Your dataset is now ready for training.

Dataset created successfully. You now have structured training data containing multiple demonstrations of your task.

API Reference:

GET /api/v1/episodes - List episodes (filter by environment)
POST /api/v1/episodes - Create a new episode
GET /api/v1/datasets - List datasets
POST /api/v1/datasets - Create a dataset from episodes
GET /api/v1/datasets/{uuid} - Get dataset details

MQTT Topics: Episodes and datasets are created via API only (no real-time MQTT). However, recordings that feed episodes are triggered by the telemetry_end event on cyberwave/twin/{uuid}/telemetry.

Step 4: Train an AI Model

With your dataset ready, you’ll train a VLA model that can learn to replicate the demonstrated behavior.

Start the Training Wizard

Click the AI menu in your environment header
Select Guided Training Wizard
Choose your dataset from the list

AI training wizard with camera role selection

Configure Camera Roles

The wizard will ask you to match camera twins to specific roles:

Wrist camera: Camera mounted to the robot’s wrist (moves with end-effector)
Overhead camera: Fixed camera viewing the workspace from above
Primary/Secondary cameras: Additional viewing angles

Critical: Camera role assignment directly affects model behaviorVLA models learn spatial understanding from camera viewpoints. Each camera role provides distinct information:

Wrist cameras see what the gripper sees — essential for fine manipulation (grasping, insertion, alignment)
Overhead cameras provide spatial context — object locations, workspace layout, navigation paths

Why this matters:If you swap camera roles between training and deployment, the model receives completely incorrect spatial information:

A model trained with wrist=cam1 and overhead=cam2 expects cam1 input to show gripper-relative views
If you deploy with wrist=cam2 and overhead=cam1, the model sees overhead views when expecting gripper views
This causes the robot to execute actions based on wrong spatial references, leading to failed tasks or collisions

Best practice: Document your camera setup during training and replicate it exactly during deployment. If you change physical camera positions, you must retrain the model.
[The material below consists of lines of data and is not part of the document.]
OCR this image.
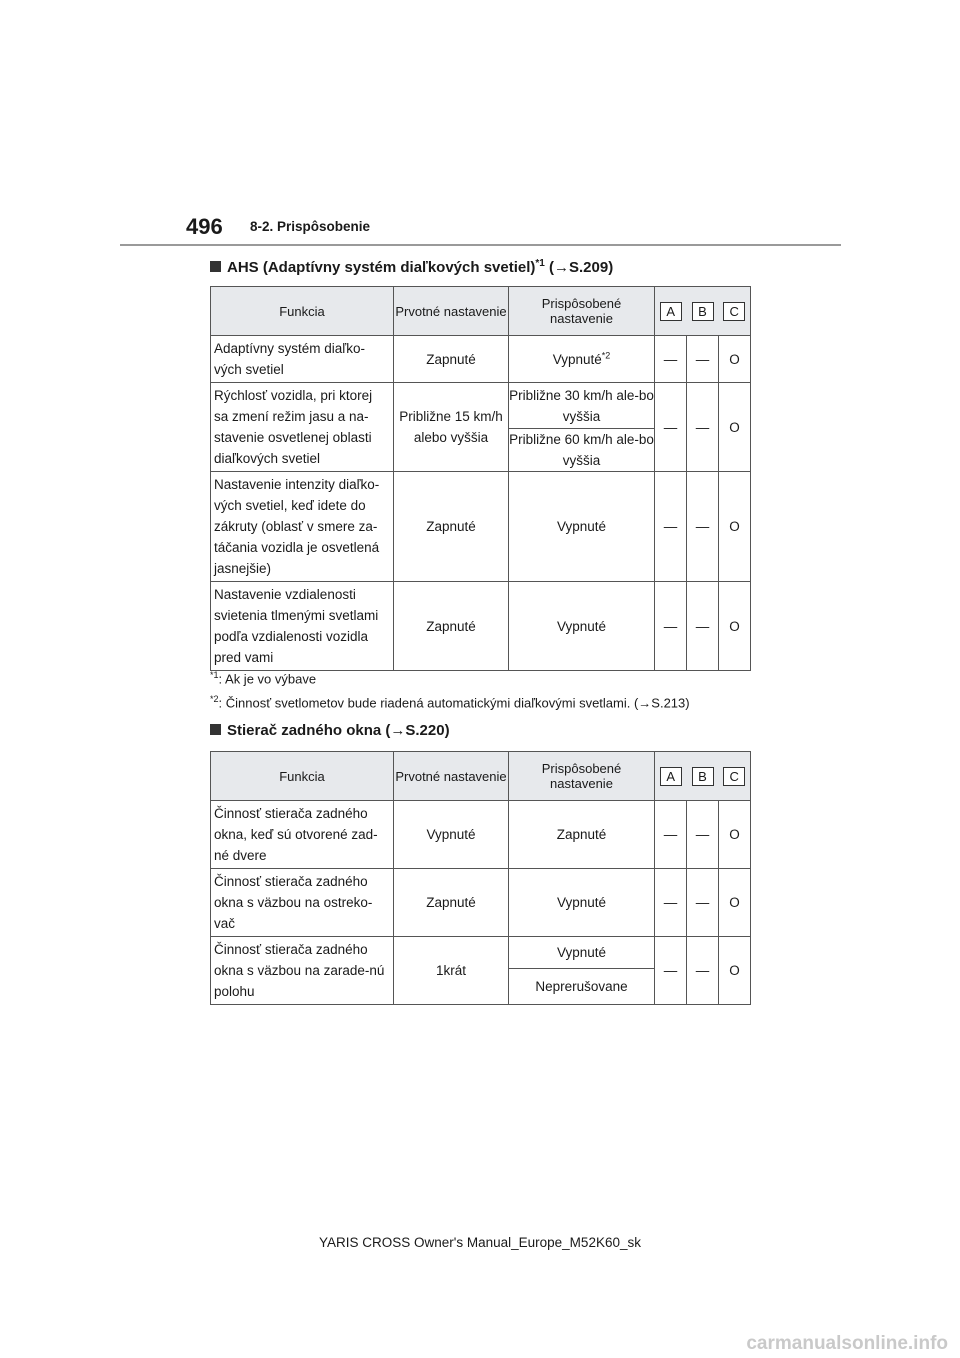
496 8-2. Prispôsobenie
AHS (Adaptívny systém diaľkových svetiel)$^{*1}$ (→S.209)
Funkcia	Prvotné nastavenie	Prispôsobené nastavenie	A	B	C
Adaptívny systém diaľko-vých svetiel	Zapnuté	Vypnuté$^{*2}$	—	—	O
Rýchlosť vozidla, pri ktorej sa zmení režim jasu a na-stavenie osvetlenej oblasti diaľkových svetiel	Približne 15 km/h alebo vyššia	Približne 30 km/h ale-bo vyššia	—	—	O
		Približne 60 km/h ale-bo vyššia			
Nastavenie intenzity diaľko-vých svetiel, keď idete do zákruty (oblasť v smere za-táčania vozidla je osvetlená jasnejšie)	Zapnuté	Vypnuté	—	—	O
Nastavenie vzdialenosti svietenia tlmenými svetlami podľa vzdialenosti vozidla pred vami	Zapnuté	Vypnuté	—	—	O
$^{*1}$: Ak je vo výbave
$^{*2}$: Činnosť svetlometov bude riadená automatickými diaľkovými svetlami. (→S.213)
Stierač zadného okna (→S.220)
Funkcia	Prvotné nastavenie	Prispôsobené nastavenie	A	B	C
Činnosť stierača zadného okna, keď sú otvorené zad-né dvere	Vypnuté	Zapnuté	—	—	O
Činnosť stierača zadného okna s väzbou na ostreko-vač	Zapnuté	Vypnuté	—	—	O
Činnosť stierača zadného okna s väzbou na zarade-nú polohu	1krát	Vypnuté	—	—	O
		Neprerušovane			
YARIS CROSS Owner's Manual_Europe_M52K60_sk
carmanualsonline.info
Camera setup checklist for training and deployment:

Same camera mount positions and angles
Same camera types and resolutions
Same role assignments (wrist, overhead, etc.)
Same lighting conditions
Changes in any of these require retraining

Configure Training Parameters

Set training hyperparameters based on your needs:

Dataset: Select your created dataset
ML Model: Choose the appropriate VLA architecture (defaults provided)
Training iterations: Set max iterations (recommended: 5000 for first training)
Data augmentation: Choose augmentation level (0 = none, 1 = low, 2 = medium)
Stop policy:
- “Save best model until iterations” (recommended)
- “Stop when validation loss is under threshold” (faster, may stop early)

For your first training, use default settings: 5000 iterations with “Save best model” policy. You can experiment with augmentation levels in subsequent trainings.

Monitor Training Progress

Training will run on Cyberwave’s cloud infrastructure. Monitor progress via the training dashboard:

Training loss over time
Validation metrics
Estimated time remaining
Model checkpoints

Training duration depends on:

Dataset size (number of episodes)
Model architecture
Configured iteration count

Training in progress. Your model is learning from your demonstrations. You’ll receive a notification when training completes.

API Reference:

GET /api/v1/mlmodels - List available ML models
POST /api/v1/mltrainings - Start a new training
GET /api/v1/mltrainings/{uuid} - Get training status
PUT /api/v1/mltrainings/{uuid} - Update training (used by training scripts)

MQTT Topics: ML training is managed entirely via API (cloud-side process, no edge MQTT involvement).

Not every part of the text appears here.